A bowl of healthy stuff, what’s not to love about this one?
This bean and feta salad tastes best if if you serve it chilled, at least that is what I think.
It makes a great summer lunch salad with loads of flavors and textures. The lime juice dressing goes very well with the salty feta cheese too.
Oh that feta cheese, I love it so much!
Feta Cheese
I could eat buckets of this creamy stuff.
How about you?
Too bad that the hubs is not too fond of feta cheese or it would be on our menu more often. But I am not missing out on anything. I regularly buy small portions of it for myself.
I love it in salads.
Feta cheese makes a salad creamy as if there is mayo in it, or cream cheese. In this salad below the combination of the feta cheese and the white beans takes that even to a whole new level.

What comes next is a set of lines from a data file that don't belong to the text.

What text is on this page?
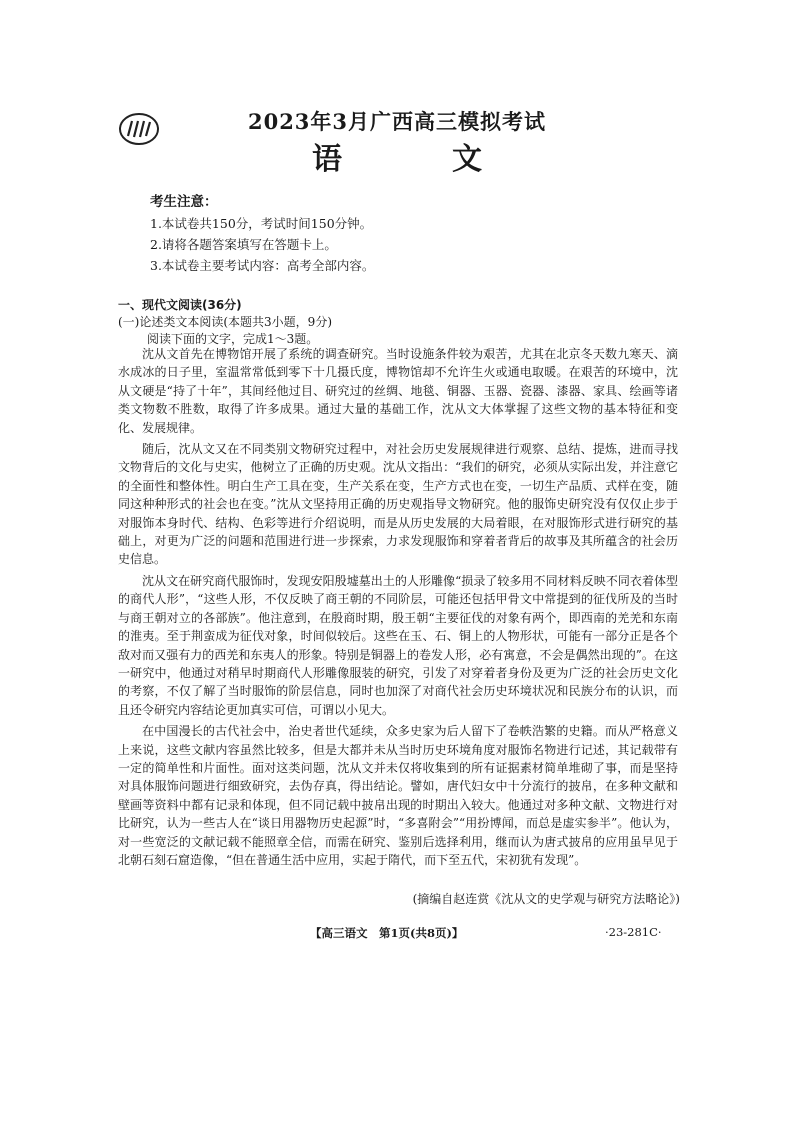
2023年3月广西高三模拟考试
语　文
考生注意：
1.本试卷共150分，考试时间150分钟。
2.请将各题答案填写在答题卡上。
3.本试卷主要考试内容：高考全部内容。
一、现代文阅读(36分)
(一)论述类文本阅读(本题共3小题，9分)
阅读下面的文字，完成1～3题。

沈从文首先在博物馆开展了系统的调查研究。当时设施条件较为艰苦，尤其在北京冬天数九寒天、滴水成冰的日子里，室温常常低到零下十几摄氏度，博物馆却不允许生火或通电取暖。在艰苦的环境中，沈从文硬是“持了十年”，其间经他过目、研究过的丝绸、地毯、铜器、玉器、瓷器、漆器、家具、绘画等诸类文物数不胜数，取得了许多成果。通过大量的基础工作，沈从文大体掌握了这些文物的基本特征和变化、发展规律。

随后，沈从文又在不同类别文物研究过程中，对社会历史发展规律进行观察、总结、提炼，进而寻找文物背后的文化与史实，他树立了正确的历史观。沈从文指出：“我们的研究，必须从实际出发，并注意它的全面性和整体性。明白生产工具在变，生产关系在变，生产方式也在变，一切生产品质、式样在变，随同这种种形式的社会也在变。”沈从文坚持用正确的历史观指导文物研究。他的服饰史研究没有仅仅止步于对服饰本身时代、结构、色彩等进行介绍说明，而是从历史发展的大局着眼，在对服饰形式进行研究的基础上，对更为广泛的问题和范围进行进一步探索，力求发现服饰和穿着者背后的故事及其所蕴含的社会历史信息。

沈从文在研究商代服饰时，发现安阳殷墟墓出土的人形雕像“损录了较多用不同材料反映不同衣着体型的商代人形”，“这些人形，不仅反映了商王朝的不同阶层，可能还包括甲骨文中常提到的征伐所及的当时与商王朝对立的各部族”。他注意到，在殷商时期，殷王朝“主要征伐的对象有两个，即西南的羌羌和东南的淮夷。至于荆蛮成为征伐对象，时间似较后。这些在玉、石、铜上的人物形状，可能有一部分正是各个敌对而又强有力的西羌和东夷人的形象。特别是铜器上的卷发人形，必有寓意，不会是偶然出现的”。在这一研究中，他通过对稍早时期商代人形雕像服装的研究，引发了对穿着者身份及更为广泛的社会历史文化的考察，不仅了解了当时服饰的阶层信息，同时也加深了对商代社会历史环境状况和民族分布的认识，而且还令研究内容结论更加真实可信，可谓以小见大。

在中国漫长的古代社会中，治史者世代延续，众多史家为后人留下了卷帙浩繁的史籍。而从严格意义上来说，这些文献内容虽然比较多，但是大都并未从当时历史环境角度对服饰名物进行记述，其记载带有一定的简单性和片面性。面对这类问题，沈从文并未仅将收集到的所有证据素材简单堆砌了事，而是坚持对具体服饰问题进行细致研究，去伪存真，得出结论。譬如，唐代妇女中十分流行的披帛，在多种文献和壁画等资料中都有记录和体现，但不同记载中披帛出现的时期出入较大。他通过对多种文献、文物进行对比研究，认为一些古人在“谈日用器物历史起源”时，“多喜附会”“用扮博闻，而总是虚实参半”。他认为，对一些宽泛的文献记载不能照章全信，而需在研究、鉴别后选择利用，继而认为唐式披帛的应用虽早见于北朝石刻石窟造像，“但在普通生活中应用，实起于隋代，而下至五代，宋初犹有发现”。

(摘编自赵连赏《沈从文的史学观与研究方法略论》)
【高三语文　第1页(共8页)】	·23-281C·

White beans and feta cheese, it really works!
Easy Bean And Feta Salad with Lemon Dressing
I am using canned piquillo peppers in my recipe because those are very easy to find here in Spain.
But what are they exactly?
Piquillos are red peppers. They are roasted, peeled and canned. Their flavor is sweet, just like roasted red bell pepper.
No canned piquillo peppers around where you live?
Then I suggest you use another type of canned pepper instead as a substitute. And if you can’t find those, then just add some freshly sliced red bell pepper or roast red bell peppers in the oven.
Piquillo Peppers
Hey, also check out my piquillo pepper soup with feta cheese and chorizo if you like piquillo peppers!
That will do too.
Do you love mediterranean salads with feta cheese?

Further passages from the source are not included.